Músico é agredido por 7 homens e denuncia homofobia, em São Fidélis "Guilherme fará 32 anos. E ganhou de presente ombro quebrado, cotovelo quebrado, dedo quebrado, várias escoriações, 6 pontos na cabeça e marcas psicológicas que jamais serão esquecidas pelo ataque homofóbico que sofreu desses 7 covardes" - publicou o irmão do músico, o jornalista André Azevedo

"Guilherme fará 32 anos. E ganhou de presente ombro quebrado, cotovelo quebrado, dedo quebrado, várias escoriações, 6 pontos na cabeça e marcas psicológicas que jamais serão esquecidas pelo ataque homofóbico que sofreu desses 7 covardes" - publicou o irmão do músico, o jornalista André Azevedo

Fotos: Reprodução/ Redes sociais

Um caso de agressão a um músico, ocorrido em São Fidélis, no Norte Fluminense, gerou revolta entre moradores. Em suas redes sociais, Guilherme Azevedo, de 31 anos, relatou ter sido agredido por sete pessoas. Segundo ele, as agressões ocorreram por ele ser homossexual. O jovem, que mora na Vila dos Coroados, relatou ainda ter sido agredido com pauladas e pedradas. “Dia 21, segunda-feira, Guilherme fará 32 anos. E ganhou de presente ombro quebrado, cotovelo quebrado, dedo quebrado, várias escoriações, 6 pontos na cabeça e marcas psicológicas que jamais serão esquecidas pelo ataque homofóbico que sofreu desses 7 covardes” – publicou o irmão do músico, o jornalista André Azevedo (Veja AQUI). (continua após a publicidade)

Nas imagens publicadas em seu perfil, Guilherme aparece ensanguentado, com cortes nos lábios, pescoço, mãos e costas. “O Guilherme é um cara que vive sorrindo e de alto astral. Tá sempre disposto a ajudar quem o cerca. Ele foi espancado ontem por 7 indivíduos. O Guilherme é um artista. Músico desde sempre, canta, toca e compõe como poucos que já vi. Ele foi espancado por 7 criminosos na rua de casa, em São Fidélis. O Guilherme é gay. Sempre foi e nunca escondeu. E sempre sofreu, desde criança. Na escola, no prédio, na rua. E 7 criminosos atentaram contra a vida dele portando paus, pedras e muita violência. Por nada, por nenhum motivo. Somente pelo fato do Guilherme ser quem ele é” – relatou o irmão da vítima. A 141ª Delegacia Legal de São Fidélis informou que até o momento o caso ainda não foi registrado. Em um vídeo publicado na noite desta sexta (18) Guilherme falou sobre o ocorrido. “Estou com o dedo quebrado, ombro quebrado, cotovelo machucado. Boca torta, inchada e cortada, e seis pontos na cabeça. Fui agredido por sete pessoas na beira do rio, na rua da minha casa” – disse. Ao SF Notícias ele contou que foi agredido com pedras e paus, e que no hospital a médica também encontrou pedaços de vidro em sua cabeça. Ele disse ainda que irá até a delegacia nesta sexta. (continua após a imagem)

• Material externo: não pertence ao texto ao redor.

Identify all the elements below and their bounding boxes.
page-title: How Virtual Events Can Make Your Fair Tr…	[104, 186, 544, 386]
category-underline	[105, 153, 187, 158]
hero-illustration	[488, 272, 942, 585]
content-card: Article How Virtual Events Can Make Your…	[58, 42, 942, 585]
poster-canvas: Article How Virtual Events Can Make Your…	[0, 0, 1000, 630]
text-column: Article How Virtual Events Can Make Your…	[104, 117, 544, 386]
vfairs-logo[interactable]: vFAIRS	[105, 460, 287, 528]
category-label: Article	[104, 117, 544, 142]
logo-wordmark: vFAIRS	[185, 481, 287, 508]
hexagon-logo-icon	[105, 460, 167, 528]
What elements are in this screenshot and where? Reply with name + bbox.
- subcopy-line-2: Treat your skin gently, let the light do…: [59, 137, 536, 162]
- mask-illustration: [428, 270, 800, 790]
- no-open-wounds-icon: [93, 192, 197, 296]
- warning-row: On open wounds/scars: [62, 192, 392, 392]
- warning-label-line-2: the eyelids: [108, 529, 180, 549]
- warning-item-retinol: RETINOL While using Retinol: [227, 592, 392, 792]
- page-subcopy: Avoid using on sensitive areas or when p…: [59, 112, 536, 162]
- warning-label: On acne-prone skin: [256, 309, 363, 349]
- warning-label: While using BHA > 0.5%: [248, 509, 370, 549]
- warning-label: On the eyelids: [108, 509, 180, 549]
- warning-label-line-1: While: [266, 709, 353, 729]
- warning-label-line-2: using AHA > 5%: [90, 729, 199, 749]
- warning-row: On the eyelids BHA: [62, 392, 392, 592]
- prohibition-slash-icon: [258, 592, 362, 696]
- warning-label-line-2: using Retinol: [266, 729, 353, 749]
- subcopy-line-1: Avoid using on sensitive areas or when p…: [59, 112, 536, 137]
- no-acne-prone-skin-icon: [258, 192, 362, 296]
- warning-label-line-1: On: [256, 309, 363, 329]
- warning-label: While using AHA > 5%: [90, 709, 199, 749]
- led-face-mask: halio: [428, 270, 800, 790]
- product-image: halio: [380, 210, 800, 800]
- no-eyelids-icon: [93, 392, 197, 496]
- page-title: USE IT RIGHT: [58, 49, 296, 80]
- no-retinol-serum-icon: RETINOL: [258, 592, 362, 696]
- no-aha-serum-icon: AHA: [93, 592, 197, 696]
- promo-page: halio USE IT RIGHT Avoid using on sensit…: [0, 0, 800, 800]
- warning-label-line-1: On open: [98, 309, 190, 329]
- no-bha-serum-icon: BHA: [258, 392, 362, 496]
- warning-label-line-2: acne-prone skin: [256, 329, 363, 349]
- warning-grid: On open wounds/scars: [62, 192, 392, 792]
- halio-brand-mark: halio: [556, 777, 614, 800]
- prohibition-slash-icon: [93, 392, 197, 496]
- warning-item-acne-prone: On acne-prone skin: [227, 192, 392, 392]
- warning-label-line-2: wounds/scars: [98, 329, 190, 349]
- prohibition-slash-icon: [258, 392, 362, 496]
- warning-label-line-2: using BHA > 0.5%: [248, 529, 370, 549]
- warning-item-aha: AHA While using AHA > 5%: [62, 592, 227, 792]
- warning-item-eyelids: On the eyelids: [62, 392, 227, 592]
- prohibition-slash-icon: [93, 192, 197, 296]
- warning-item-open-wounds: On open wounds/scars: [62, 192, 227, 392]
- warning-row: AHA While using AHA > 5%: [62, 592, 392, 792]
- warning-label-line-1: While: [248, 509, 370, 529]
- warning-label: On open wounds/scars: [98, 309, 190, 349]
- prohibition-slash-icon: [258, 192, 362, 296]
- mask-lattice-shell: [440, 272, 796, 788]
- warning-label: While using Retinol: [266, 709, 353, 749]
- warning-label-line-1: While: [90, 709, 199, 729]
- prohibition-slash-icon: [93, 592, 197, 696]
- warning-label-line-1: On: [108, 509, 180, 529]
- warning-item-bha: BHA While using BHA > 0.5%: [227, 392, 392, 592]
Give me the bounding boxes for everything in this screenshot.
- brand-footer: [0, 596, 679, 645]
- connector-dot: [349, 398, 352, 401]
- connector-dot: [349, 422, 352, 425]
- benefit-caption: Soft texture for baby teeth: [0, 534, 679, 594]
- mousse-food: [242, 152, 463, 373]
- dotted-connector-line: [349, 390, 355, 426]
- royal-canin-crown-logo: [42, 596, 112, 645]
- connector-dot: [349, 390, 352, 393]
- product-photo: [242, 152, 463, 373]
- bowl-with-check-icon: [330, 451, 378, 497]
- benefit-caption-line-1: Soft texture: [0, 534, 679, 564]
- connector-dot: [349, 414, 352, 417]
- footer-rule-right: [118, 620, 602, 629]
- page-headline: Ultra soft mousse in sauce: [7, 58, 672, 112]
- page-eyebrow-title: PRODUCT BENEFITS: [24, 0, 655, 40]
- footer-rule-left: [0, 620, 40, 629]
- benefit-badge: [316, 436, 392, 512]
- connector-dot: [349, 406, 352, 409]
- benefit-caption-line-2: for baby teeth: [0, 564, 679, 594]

O caso também foi compartilhado nas redes sociais pela fidelense Júlia Blood, amiga de Guilherme. Ao SF Notícias ela relatou que ele não morava na cidade e se mudou recentemente. “É um cara esforçado, do bem. É o tipo de pessoa que trabalha e vai pra casa, de casa pro trabalho. Ele foi atingido pelas costas e assim começaram as agressões. O Guilherme se encontra mal psicologicamente, mentalmente e fisiologicamente” – conta. A cantora fidelense disse ainda que devido à divulgação que fez sobre o caso, muitas pessoas enviaram mensagens de apoio e oferecendo ajuda. “Está na hora do basta. As pessoas em São Fidélis pouco têm conhecimento sobre os ataques que a gente, LGBT, sofre. São inúmeros assédios, inúmeras ameaças. É insuportável viver numa sociedade assim” – ressaltou.